The height at which component recognition occurs varies from one component type to another.

The Takumi head is an in-line type. The in-line type head employs a technology that keeps the head fixed while moving only the laser recognition device up and down according to the height of the components being placed. The components are recognized at the optimum height for high-speed placement. One type of head specification is available for each component height, ensuring both high speed and versatility.

Head replacement

A technology to replace two different heads in a single machine

This technology enables the quick switchover between planetary (rotary) and Takumi (in-line) heads to suit the production item. A manufacturer can easily build a flexible production line that accommodates even drastic production changes.

A technology to recognize high-precision pins

Image recognition of inserted odd-shaped components

This technology can simultaneously recognize the positions and lengths of pins, bosses, and other features on inserted components through 3D image processing of their leads.

Laser recognition technology

Vision recognition of component status before and after component pickup and placement

This is a technology that calculates the position and angle of components by equipping the head unit with a high-resolution flying recognition unit and reading their silhouettes using transmitted light.
Calculations can be performed instantly during XY movement using the flying vision system, enabling shorter tact times.
By monitoring the state of component pickup up to the point before placement, the system can verify the presence and absence of components during pickup and placement, in addition to confirming normal pickup and placement operations. The system can also detect the presence or absence of defects after component placement, enabling the immediate identification of the causes of defects and high-quality production.

3D image recognition (inspection machines)

Clear imaging using a DLP type projection system

This technology utilizes projection and imaging techniques to perform three-dimensional inspection. Measurement accuracy can be improved by arranging DLP projectors in four directions on the head unit and projecting 32 patterns of striped light onto the component.

Image recognition technology

A technology that achieves stable component recognition using a dedicated camera and various recognition methods

This technology can determine component positioning and the presence or absence of defects by using various lighting methods and a dedicated component-recognition camera that captures images of everything from small chips to IC components and large or odd-shaped components.
By simultaneously illuminating components from below and the side using different wavelengths, the image-processing system can measure XY coordinates from below and the component thickness dimensions from the side, enabling higher processing speeds.
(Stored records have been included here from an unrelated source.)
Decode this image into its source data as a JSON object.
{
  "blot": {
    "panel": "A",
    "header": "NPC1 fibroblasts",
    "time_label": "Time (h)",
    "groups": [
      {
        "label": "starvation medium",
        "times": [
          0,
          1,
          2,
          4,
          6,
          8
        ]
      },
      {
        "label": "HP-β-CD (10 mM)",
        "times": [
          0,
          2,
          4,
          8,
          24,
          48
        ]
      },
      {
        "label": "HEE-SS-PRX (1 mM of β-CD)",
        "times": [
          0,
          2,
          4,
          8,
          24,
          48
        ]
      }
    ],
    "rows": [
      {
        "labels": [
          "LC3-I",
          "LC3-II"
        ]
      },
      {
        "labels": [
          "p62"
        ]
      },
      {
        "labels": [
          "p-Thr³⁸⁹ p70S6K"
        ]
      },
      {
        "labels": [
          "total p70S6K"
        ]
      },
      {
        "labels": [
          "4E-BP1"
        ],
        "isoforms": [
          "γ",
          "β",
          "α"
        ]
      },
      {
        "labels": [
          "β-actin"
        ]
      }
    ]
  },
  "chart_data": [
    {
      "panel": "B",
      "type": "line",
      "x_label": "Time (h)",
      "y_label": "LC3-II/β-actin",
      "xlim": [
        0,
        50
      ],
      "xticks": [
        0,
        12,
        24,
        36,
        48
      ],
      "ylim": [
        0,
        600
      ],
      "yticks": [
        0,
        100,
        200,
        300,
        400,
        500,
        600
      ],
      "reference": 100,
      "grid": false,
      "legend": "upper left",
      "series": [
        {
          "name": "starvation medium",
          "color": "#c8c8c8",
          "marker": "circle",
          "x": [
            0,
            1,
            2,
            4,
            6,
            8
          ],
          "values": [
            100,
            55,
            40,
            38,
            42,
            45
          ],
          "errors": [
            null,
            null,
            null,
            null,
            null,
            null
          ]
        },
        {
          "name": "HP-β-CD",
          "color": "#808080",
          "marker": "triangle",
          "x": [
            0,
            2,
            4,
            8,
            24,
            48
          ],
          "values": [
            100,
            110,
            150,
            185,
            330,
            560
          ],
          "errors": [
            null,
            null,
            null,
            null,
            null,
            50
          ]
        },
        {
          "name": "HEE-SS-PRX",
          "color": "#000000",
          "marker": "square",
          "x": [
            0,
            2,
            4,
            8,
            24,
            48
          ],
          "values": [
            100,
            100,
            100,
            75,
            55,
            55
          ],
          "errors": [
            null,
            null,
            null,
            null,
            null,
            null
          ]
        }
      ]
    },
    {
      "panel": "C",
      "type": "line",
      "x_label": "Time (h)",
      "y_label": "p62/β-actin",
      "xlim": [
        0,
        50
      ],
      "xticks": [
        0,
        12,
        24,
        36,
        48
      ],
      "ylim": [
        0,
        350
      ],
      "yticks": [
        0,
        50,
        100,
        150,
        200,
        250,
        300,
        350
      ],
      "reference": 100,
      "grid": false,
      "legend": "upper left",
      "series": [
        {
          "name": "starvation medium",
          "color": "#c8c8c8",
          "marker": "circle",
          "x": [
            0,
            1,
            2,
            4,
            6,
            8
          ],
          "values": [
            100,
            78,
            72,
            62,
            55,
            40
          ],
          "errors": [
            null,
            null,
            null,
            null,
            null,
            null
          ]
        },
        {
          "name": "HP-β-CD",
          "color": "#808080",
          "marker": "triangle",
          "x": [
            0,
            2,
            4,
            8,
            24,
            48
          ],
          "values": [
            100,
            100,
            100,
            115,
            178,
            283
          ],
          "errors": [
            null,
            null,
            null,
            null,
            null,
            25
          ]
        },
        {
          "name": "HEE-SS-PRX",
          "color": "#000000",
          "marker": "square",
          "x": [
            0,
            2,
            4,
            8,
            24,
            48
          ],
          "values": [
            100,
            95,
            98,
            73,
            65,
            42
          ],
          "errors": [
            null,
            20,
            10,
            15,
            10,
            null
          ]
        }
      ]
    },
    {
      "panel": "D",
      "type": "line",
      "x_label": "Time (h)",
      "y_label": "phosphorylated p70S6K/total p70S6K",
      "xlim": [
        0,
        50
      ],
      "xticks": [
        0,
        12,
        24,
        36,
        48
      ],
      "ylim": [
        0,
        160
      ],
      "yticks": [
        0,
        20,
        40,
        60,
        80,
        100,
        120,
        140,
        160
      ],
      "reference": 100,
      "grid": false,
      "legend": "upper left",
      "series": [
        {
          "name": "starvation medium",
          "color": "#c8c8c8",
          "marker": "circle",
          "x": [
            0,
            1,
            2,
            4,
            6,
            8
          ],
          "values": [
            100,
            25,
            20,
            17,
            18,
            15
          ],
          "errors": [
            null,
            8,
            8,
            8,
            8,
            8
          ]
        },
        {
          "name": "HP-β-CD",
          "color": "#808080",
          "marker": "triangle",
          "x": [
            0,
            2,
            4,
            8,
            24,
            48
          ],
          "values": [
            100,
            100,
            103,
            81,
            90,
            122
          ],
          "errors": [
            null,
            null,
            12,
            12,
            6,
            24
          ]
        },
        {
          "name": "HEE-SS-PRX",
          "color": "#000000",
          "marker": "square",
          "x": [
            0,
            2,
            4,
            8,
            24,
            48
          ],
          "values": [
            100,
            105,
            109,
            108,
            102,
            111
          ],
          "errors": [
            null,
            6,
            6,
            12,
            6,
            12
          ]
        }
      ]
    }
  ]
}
Component verification system (CVS)

A technology to inspect the electrical characteristics of components before the start of production using chip mounters

This technology inspects the electrical characteristics (resistance value, capacitor capacitance, and component polarity) of components to be placed before production starts or when production resumes after a component runs out. With its ability to inspect components that cannot be determined by visual inspection machines alone, this technology prevent component reels from being incorrectly loaded and eradicates the misplacement of components.

Clear Vision Capturing System

Lighting-based inspection technology

This technology performs inspections using a 12-megapixel color CMOS camera, coaxial illumination, three-stage illumination with shifting illumination angles stage by stage, and a telecentric lens.
The three-stage illumination unit is divided into eight sections at 45-degree intervals. A composite of 8 images captured by illuminating the component sequentially from each illumination area is generated using a photometric stereo technique called i-3D technology. Detection accuracy is enhanced by highlighting scratches and other defects on the component surface.